Hi folks, I'm new here and looking for some tips. Here's a brief background on my dog/situation:
-dog is 2 years old, akita/german shepherd dog cross, was rescued from a hoarder 6 months ago where he lived with 70 other dogs (and one human)
-no human socialization, but his foster the last 5 months did great work with him and he came a long way
-no background of physical abuse, he just has no idea what humans are about
-when you approach him he more or less freezes, you can pick up his feet, inspect his teeth, wipe his eyes, whatever you want. I don't know if this is because he is extremely docile, or shutting down from stress?
-after his first day with us he stopped with the stressed out panting, he would relax on his pillow and have a snooze with us while we watched tv
-we had him for 4 days before he ran away last Wednesday (rushed the door when my wife was heading to work). Found him at the pound yesterday, and get him back tonight

I understand that getting him comfortable in the new place is a slow process (I found the "first 2 weeks" stickied thread very informative!), but was wondering if anyone had any tips on helping the bonding process? 

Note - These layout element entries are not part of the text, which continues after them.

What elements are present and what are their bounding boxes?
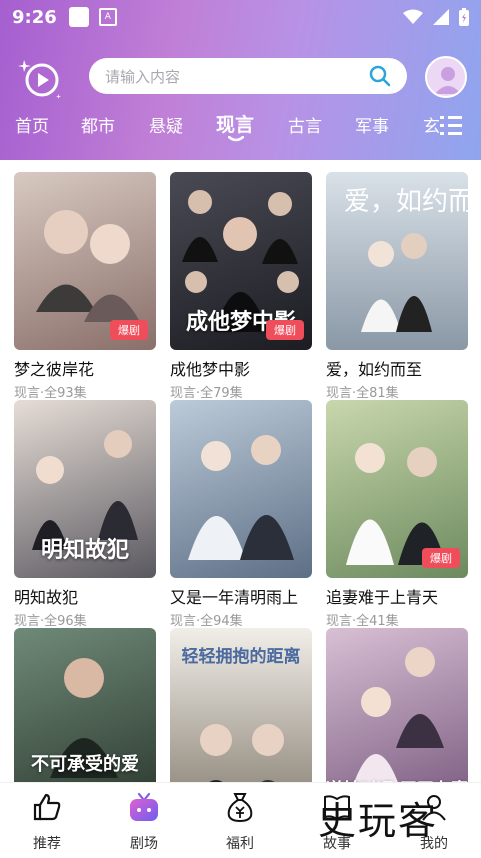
poster-title: 明知故犯	[40, 537, 129, 563]
hot-badge: 爆剧	[266, 320, 304, 340]
drama-card[interactable]: 爆剧 梦之彼岸花 现言·全93集	[14, 172, 156, 401]
nav-label: 福利	[226, 836, 254, 852]
notification-icon	[68, 7, 89, 27]
thumbs-up-icon	[33, 793, 61, 821]
search-input[interactable]: 请输入内容	[105, 66, 369, 87]
tab-ancient-romance[interactable]: 古言	[288, 112, 322, 137]
drama-title[interactable]: 梦之彼岸花	[14, 356, 156, 380]
poster-art: 爱，如约而至	[344, 187, 468, 332]
drama-poster[interactable]: 轻轻拥抱的距离	[170, 628, 312, 806]
tab-modern-romance[interactable]: 现言	[216, 110, 254, 137]
poster-art	[188, 435, 294, 560]
signal-icon	[433, 9, 449, 25]
battery-icon	[459, 8, 469, 26]
drama-poster[interactable]: 爆剧	[14, 172, 156, 350]
nav-theater[interactable]: 剧场	[104, 791, 184, 853]
drama-poster[interactable]: 明知故犯	[14, 400, 156, 578]
drama-poster[interactable]: 成他梦中影 爆剧	[170, 172, 312, 350]
drama-title[interactable]: 爱，如约而至	[326, 356, 468, 380]
drama-meta: 现言·全79集	[170, 386, 243, 401]
nav-label: 剧场	[130, 836, 158, 852]
tab-fantasy[interactable]: 玄	[423, 112, 440, 137]
search-icon[interactable]	[369, 65, 391, 87]
tab-urban[interactable]: 都市	[81, 112, 115, 137]
drama-poster[interactable]	[170, 400, 312, 578]
drama-poster[interactable]: 爆剧	[326, 400, 468, 578]
drama-card[interactable]: 逆转时运 天天有喜	[326, 628, 468, 806]
drama-meta: 现言·全41集	[326, 614, 399, 629]
avatar[interactable]	[425, 56, 467, 98]
status-bar: 9:26 A	[0, 0, 481, 34]
drama-card[interactable]: 不可承受的爱	[14, 628, 156, 806]
search-box[interactable]: 请输入内容	[89, 58, 407, 94]
wifi-icon	[403, 9, 423, 24]
poster-title: 不可承受的爱	[31, 754, 139, 775]
category-tabs: 首页 都市 悬疑 现言 古言 军事 玄	[0, 108, 481, 148]
drama-card[interactable]: 明知故犯 明知故犯 现言·全96集	[14, 400, 156, 629]
tab-suspense[interactable]: 悬疑	[149, 112, 183, 137]
drama-poster[interactable]: 不可承受的爱	[14, 628, 156, 806]
drama-poster[interactable]: 爱，如约而至	[326, 172, 468, 350]
drama-card[interactable]: 又是一年清明雨上 现言·全94集	[170, 400, 312, 629]
drama-card[interactable]: 轻轻拥抱的距离	[170, 628, 312, 806]
tab-home[interactable]: 首页	[15, 112, 49, 137]
drama-title[interactable]: 成他梦中影	[170, 356, 312, 380]
nav-recommend[interactable]: 推荐	[7, 791, 87, 853]
hot-badge: 爆剧	[110, 320, 148, 340]
watermark: 史玩客	[318, 799, 439, 843]
app-logo[interactable]	[18, 56, 62, 100]
drama-title[interactable]: 明知故犯	[14, 584, 156, 608]
hot-badge: 爆剧	[422, 548, 460, 568]
drama-title[interactable]: 追妻难于上青天	[326, 584, 468, 608]
nav-label: 推荐	[33, 836, 61, 852]
poster-title: 轻轻拥抱的距离	[181, 647, 301, 667]
drama-meta: 现言·全94集	[170, 614, 243, 629]
active-tab-indicator	[228, 136, 244, 142]
drama-meta: 现言·全81集	[326, 386, 399, 401]
drama-title[interactable]: 又是一年清明雨上	[170, 584, 312, 608]
nav-welfare[interactable]: 福利	[200, 791, 280, 853]
poster-art	[50, 658, 118, 778]
tab-military[interactable]: 军事	[355, 112, 389, 137]
notification-a-icon: A	[98, 8, 117, 26]
drama-card[interactable]: 成他梦中影 爆剧 成他梦中影 现言·全79集	[170, 172, 312, 401]
drama-poster[interactable]: 逆转时运 天天有喜	[326, 628, 468, 806]
drama-meta: 现言·全96集	[14, 614, 87, 629]
tv-icon	[130, 792, 158, 821]
category-menu-icon[interactable]	[440, 112, 470, 140]
drama-card[interactable]: 爱，如约而至 爱，如约而至 现言·全81集	[326, 172, 468, 401]
drama-meta: 现言·全93集	[14, 386, 87, 401]
drama-card[interactable]: 爆剧 追妻难于上青天 现言·全41集	[326, 400, 468, 629]
money-bag-icon	[227, 793, 253, 823]
svg-text:爱，如约而至: 爱，如约而至	[344, 187, 468, 217]
status-time: 9:26	[12, 6, 57, 28]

I had been spending a lot of time sitting with him and brushing him in the evenings, and I thought we were doing well, he would rest his chin on my arm sometimes. Could this be too much touching too early and actually be bothering him?

His foster (a woman) had done a good job working with him on making eye contact, but so far I haven't had much luck (I'm a man). Once I was joking around and "talked dog" to him, kind of a "awooowooowooo" in a howly voice, and he looked at me for that with a cocked head  was that a good thing, or did I just make him think less of my "alpha" status?

Thanks in advance guys, I'm sure this will be the first of many questions I'll have.


----------



## Kyndall54 (Apr 26, 2013)

I would start hand feeding him his meals, so he associates you with good things. Also maybe leash him when you know you're about to leave the house so he doesn't run away again . Congrats on your rescue, we'd love to see some pics!


----------



## Dean (Jul 29, 2013)

Kyndall54 said:


> I would start hand feeding him his meals, so he associates you with good things. Also maybe leash him when you know you're about to leave the house so he doesn't run away again . Congrats on your rescue, we'd love to see some pics!


Thanks for the quick reply  I'll work on getting some pictures on here!


----------